= P. K. Srinivasan =

Indian mathematician (1924-2005)

P.K. Srinivasan (PKS) (4 November 1924 – 20 June 2005) was a well known mathematics teacher in Chennai, India. He taught mathematics at the Muthialpet High School in Chennai, India until his retirement. His singular dedication to education of mathematics would bring him to the United States, where he worked for a year, and then to Nigeria, where he would work for six years. He is known in India for his dedication to teaching mathematics and in creating pioneering awareness of the Indian mathematician Ramanujan. He has authored several books in English, Telugu and Tamil that introduce mathematics to children in novel and interesting ways. He was also a prominent reviewer of math books in the weekly Book Review column of the Indian newspaper The Hindu in Chennai.

== Experience ==

PKS, as he was known to the world-at-large, among his colleagues, students and friends, travelled to the United States as a Fulbright exchange teacher and worked in Liverpool Central School, New York, in 1965-'66. Later he served as a Senior education officer and a Senior lecturer in mathematics in Nigeria for six years. He served as a lecturer in the National Council of Educational Research and Training (NCERT) in India. He organized over sixty math expositions and fairs in India, Nigeria and the United States, and participated actively in four International Congress on Mathematical Education (ICME) conferences.
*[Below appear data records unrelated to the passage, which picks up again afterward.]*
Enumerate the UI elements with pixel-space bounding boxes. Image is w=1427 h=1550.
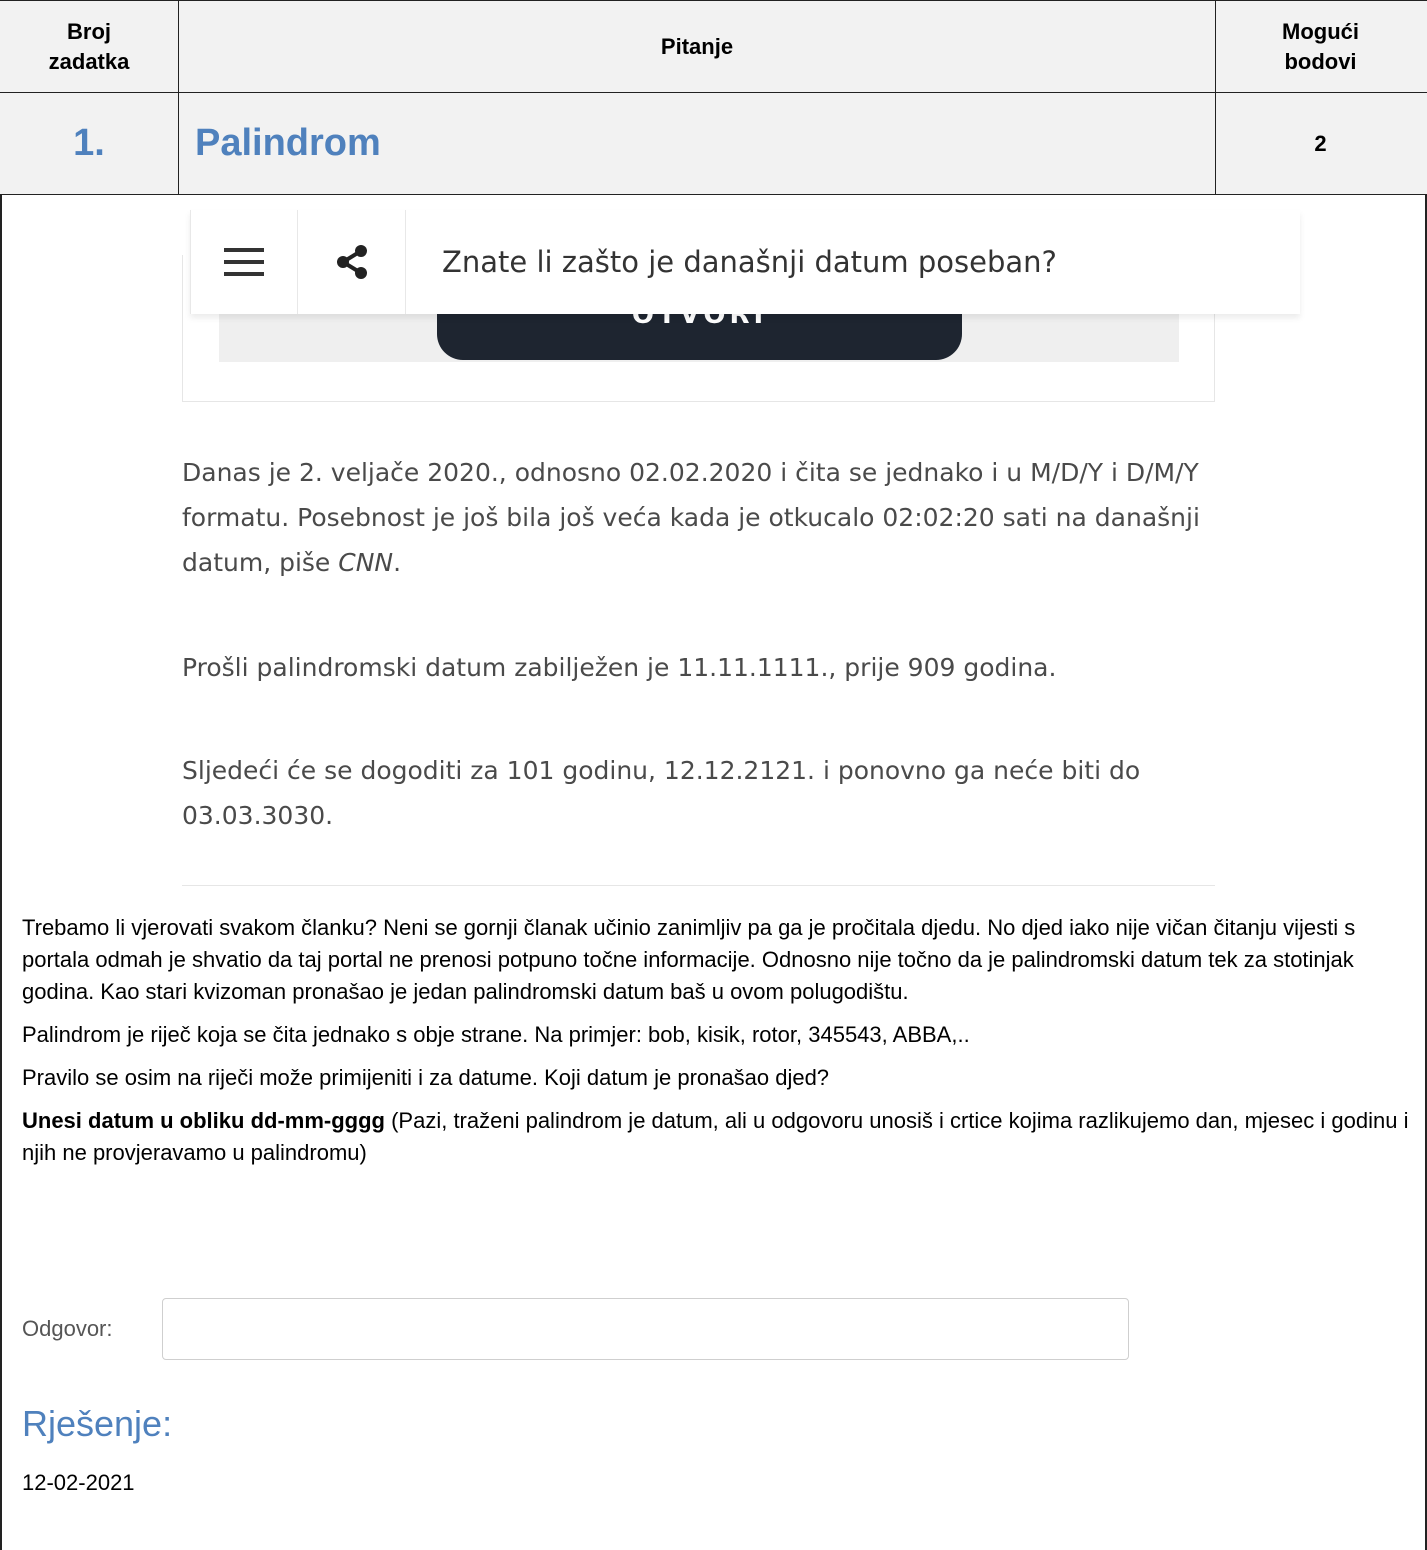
article-source: CNN: [338, 548, 394, 577]
task-number: 1.: [0, 93, 179, 194]
task-title-row: 1. Palindrom 2: [0, 93, 1427, 195]
table-header-row: Broj zadatka Pitanje Mogući bodovi: [0, 0, 1427, 93]
article-navbar: Znate li zašto je današnji datum poseban…: [190, 210, 1300, 314]
solution-heading: Rješenje:: [22, 1403, 173, 1444]
task-intro: Trebamo li vjerovati svakom članku? Neni…: [22, 915, 1356, 1004]
article-divider: [182, 885, 1215, 886]
answer-label: Odgovor:: [22, 1316, 113, 1341]
article-paragraph-2: Prošli palindromski datum zabilježen je …: [182, 653, 1057, 682]
open-button[interactable]: OTVORI: [437, 310, 962, 360]
article-paragraph-1: Danas je 2. veljače 2020., odnosno 02.02…: [182, 458, 1200, 577]
article-nav-title: Znate li zašto je današnji datum poseban…: [442, 245, 1057, 279]
share-button[interactable]: [298, 210, 406, 314]
task-instruction: Unesi datum u obliku dd-mm-gggg (Pazi, t…: [22, 1105, 1412, 1169]
instruction-format: Unesi datum u obliku dd-mm-gggg: [22, 1108, 385, 1133]
task-points: 2: [1314, 130, 1327, 156]
task-title: Palindrom: [179, 93, 1216, 194]
header-task-number: Broj zadatka: [0, 1, 179, 92]
menu-button[interactable]: [190, 210, 298, 314]
article-screenshot: OTVORI Znate li zašto je današnji datum …: [130, 195, 1305, 895]
answer-input[interactable]: [162, 1298, 1129, 1360]
share-icon: [336, 245, 367, 279]
hamburger-menu-icon: [224, 248, 264, 276]
task-body: Trebamo li vjerovati svakom članku? Neni…: [22, 912, 1412, 1180]
answer-row: Odgovor:: [22, 1298, 1132, 1360]
solution-value: 12-02-2021: [22, 1470, 135, 1495]
article-paragraph-3: Sljedeći će se dogoditi za 101 godinu, 1…: [182, 756, 1141, 830]
task-definition: Palindrom je riječ koja se čita jednako …: [22, 1022, 970, 1047]
header-question: Pitanje: [179, 1, 1216, 92]
header-points: Mogući bodovi: [1282, 18, 1359, 74]
task-question: Pravilo se osim na riječi može primijeni…: [22, 1065, 830, 1090]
He inspired many a creative idea and gave them shape through demonstrative displays by his students. Conduct of Bharat Dharshan, World Exhibition, three-day three-tier Math Expositions to make all his math students walk across the curriculum which was highly talked about in his days and research papers on subjects from English to Social Studies by students studying from 7 to 12 Standards was an everlasting contribution made by him to the students and to The Muthialpet High School, Chennai where he was a teacher par excellence.
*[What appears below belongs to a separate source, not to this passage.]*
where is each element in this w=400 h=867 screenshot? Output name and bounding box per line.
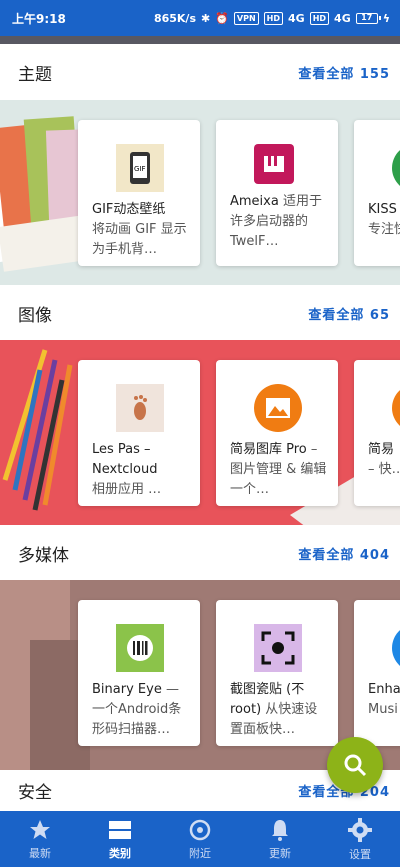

He could pick the brightest of students and discuss esoteric topics such as Boolean algebra, Ramanujan's theorems and at same time deploy easy-to-understand teaching tools for teaching mathematics and English. As a class teacher, he could reach across to the poorest performers and made them cross average levels in English and mathematics.
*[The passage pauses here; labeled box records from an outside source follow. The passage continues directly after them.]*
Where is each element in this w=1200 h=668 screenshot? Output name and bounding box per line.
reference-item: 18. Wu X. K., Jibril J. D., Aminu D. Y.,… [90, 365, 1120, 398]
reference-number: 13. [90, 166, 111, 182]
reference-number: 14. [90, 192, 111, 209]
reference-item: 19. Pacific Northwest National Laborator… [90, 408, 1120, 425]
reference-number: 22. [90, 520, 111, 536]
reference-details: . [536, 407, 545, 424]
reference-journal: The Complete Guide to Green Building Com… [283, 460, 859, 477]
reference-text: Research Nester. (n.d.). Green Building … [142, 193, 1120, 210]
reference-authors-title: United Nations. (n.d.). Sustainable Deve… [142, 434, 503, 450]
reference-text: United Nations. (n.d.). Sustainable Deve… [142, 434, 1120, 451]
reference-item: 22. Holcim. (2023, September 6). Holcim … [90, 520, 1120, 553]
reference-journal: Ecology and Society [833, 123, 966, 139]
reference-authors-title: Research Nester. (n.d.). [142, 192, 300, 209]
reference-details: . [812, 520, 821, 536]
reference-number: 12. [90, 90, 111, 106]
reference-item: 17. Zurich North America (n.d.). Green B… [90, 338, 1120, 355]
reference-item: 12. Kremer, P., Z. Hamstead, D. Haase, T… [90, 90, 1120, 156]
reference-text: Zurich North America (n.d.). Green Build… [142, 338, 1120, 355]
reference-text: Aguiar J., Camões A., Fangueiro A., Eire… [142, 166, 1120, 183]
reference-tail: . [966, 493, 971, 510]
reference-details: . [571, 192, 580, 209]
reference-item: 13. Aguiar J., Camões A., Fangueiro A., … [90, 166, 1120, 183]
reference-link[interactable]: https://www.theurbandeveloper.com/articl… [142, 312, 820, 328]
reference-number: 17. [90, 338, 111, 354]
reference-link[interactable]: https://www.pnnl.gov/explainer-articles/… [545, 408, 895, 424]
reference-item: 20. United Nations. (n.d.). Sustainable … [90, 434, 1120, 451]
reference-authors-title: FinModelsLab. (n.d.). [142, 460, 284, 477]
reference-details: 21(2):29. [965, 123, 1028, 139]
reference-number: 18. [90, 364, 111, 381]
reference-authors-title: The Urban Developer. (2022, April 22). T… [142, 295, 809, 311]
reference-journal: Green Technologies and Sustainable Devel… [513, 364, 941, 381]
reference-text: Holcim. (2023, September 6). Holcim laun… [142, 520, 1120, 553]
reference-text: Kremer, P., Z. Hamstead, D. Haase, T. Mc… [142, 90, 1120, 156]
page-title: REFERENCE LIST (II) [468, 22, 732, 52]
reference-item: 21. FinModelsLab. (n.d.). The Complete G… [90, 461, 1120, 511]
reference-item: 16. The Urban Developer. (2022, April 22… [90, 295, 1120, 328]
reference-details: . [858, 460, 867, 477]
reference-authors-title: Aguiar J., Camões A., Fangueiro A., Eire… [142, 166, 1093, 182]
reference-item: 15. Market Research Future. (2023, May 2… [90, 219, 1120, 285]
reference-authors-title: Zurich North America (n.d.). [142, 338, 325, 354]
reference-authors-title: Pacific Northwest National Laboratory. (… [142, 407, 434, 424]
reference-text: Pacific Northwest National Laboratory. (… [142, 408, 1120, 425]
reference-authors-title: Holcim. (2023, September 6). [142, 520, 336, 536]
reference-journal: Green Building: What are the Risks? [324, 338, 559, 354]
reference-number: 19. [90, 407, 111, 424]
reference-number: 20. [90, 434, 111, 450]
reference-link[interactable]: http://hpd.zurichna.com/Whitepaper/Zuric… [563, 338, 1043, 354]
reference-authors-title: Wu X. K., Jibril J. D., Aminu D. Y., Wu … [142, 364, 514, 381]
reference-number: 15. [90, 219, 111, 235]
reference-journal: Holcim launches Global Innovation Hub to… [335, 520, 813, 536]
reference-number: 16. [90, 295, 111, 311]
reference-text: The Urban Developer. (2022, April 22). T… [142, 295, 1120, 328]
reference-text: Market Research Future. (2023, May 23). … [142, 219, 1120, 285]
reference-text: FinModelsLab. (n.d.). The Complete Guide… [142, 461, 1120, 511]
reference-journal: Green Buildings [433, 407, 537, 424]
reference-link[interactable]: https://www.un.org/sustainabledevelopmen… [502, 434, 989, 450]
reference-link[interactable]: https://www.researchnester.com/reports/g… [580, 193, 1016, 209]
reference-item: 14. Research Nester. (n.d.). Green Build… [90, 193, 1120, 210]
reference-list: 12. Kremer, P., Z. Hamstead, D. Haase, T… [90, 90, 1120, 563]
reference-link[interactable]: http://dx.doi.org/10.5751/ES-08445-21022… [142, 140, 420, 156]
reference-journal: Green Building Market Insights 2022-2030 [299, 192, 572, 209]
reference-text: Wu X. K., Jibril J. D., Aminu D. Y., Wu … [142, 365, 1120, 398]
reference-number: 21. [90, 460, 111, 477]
Although he hailed from a traditional family, he was always clad in a white kurta and dhoti spun out of khadi - rough and homespun cotton cloth that symbolized the Swadeshi concept of Gandhiji. He sported a Gandhian cap as well.

His vision and unquenchable thirst for knowledge transcended the narrow barriers of caste, language and religion. Personal and family interests always took a backseat in his mission for spreading knowledge and awareness and imparting a sense of purpose in his students to go beyond the narrow frontiers of a syllabus-oriented formal education to exploration of the unfathomable depths of knowledge. He displayed the same missionary zeal in making classroom education and teaching of English and mathematics in particular a matter of fun and curiosity among the low-mark scoring students as well.

In addition, he was the founder and the curator-director of Ramanujan Museum & Math Education Centre which he helped establish in 1993. He was also one of the founders of the Association of Mathematics Teachers of India (AMTI) in 1965.

== Honours ==

He was awarded the National Science Award by the Government of India in 1991 and a State Award by the Tamil Nadu Science and Technology Centre for popularisation of mathematics education to enable children to learn mathematics with interest and enthusiasm.

== Philosophy ==

He advocated the use of no cost teaching aids and no cost, no material teaching aids, improvising them to illustrate mathematical concepts whenever they are introduced and almost lead a crusade against the mere rote learning techniques and drill. He also indicated the efficacy of introducing non-routine thinking when the child can grasp, using the concepts introduced, leading to problem solving techniques and innovative strategies.

== Memorial Meeting ==

A meeting to pay homage to his memory was organised on 8 July 2005 by Mr N Ravi of Hindu Newspaper and his son Kannan Srinivasan in the Dakshinamoorthy auditorium of the P.S. Higher Secondary School in Mylapore, Chennai. Many speakers who were his associates, admirers, friends and relatives spoke of the momentum he brought to the movement of mathematics education in the country. It was mentioned by more than one speaker at that time that the best tribute to his memory would be for mathematics teachers to make mathematics learning interesting for the children.

==Memorial==

A commemorative website was created, for a short while (no longer actively maintained, as of 2012) by his immediate family.
P.K. Srinivasan is survived by his wife, five sons, and five daughters. P.K. Srinivasan's obituary was published in the newspaper The Hindu.

== Books and articles ==
- Maths Club Activities
- A Mathematical Delight
- Number Fun with a Calendar
- How to Promote Creativity in Learning Mathematics - published by Lakshmi Ganapathy Educational and Charitable Trust, Chennai, India.
- Ramanujam Memorial Number Vol 1 - Letter and Reminiscences - a compilation (Ed.)
- Ramanujam Memorial Number Vol 2 - An Inspiration (Ed.)
- Introduction to the Creativity of Ramanujan - Instruction Guides to Primary, Middle and High School Teachers
- Game Way Math - published by Lakshmi Ganapathy Educational and Charitable Trust, Chennai, India.
- Mathematics and Magic Squares.

== Book reviews ==

Srinivasan was a prominent reviewer of math books in the weekly Book Review column of the Indian newspaper The Hindu in Chennai:
- Applications of Vedic Mathematics
- Fun with Mathematics

== Personal ==

P.K. Srinivasan was the strict father of ten children, but most of his professional colleagues did not know he had such a large family. His wife, Alamelu Srinivasan, has been credited with bringing up their children almost single-handedly. She died in Chennai on 10 November 2012.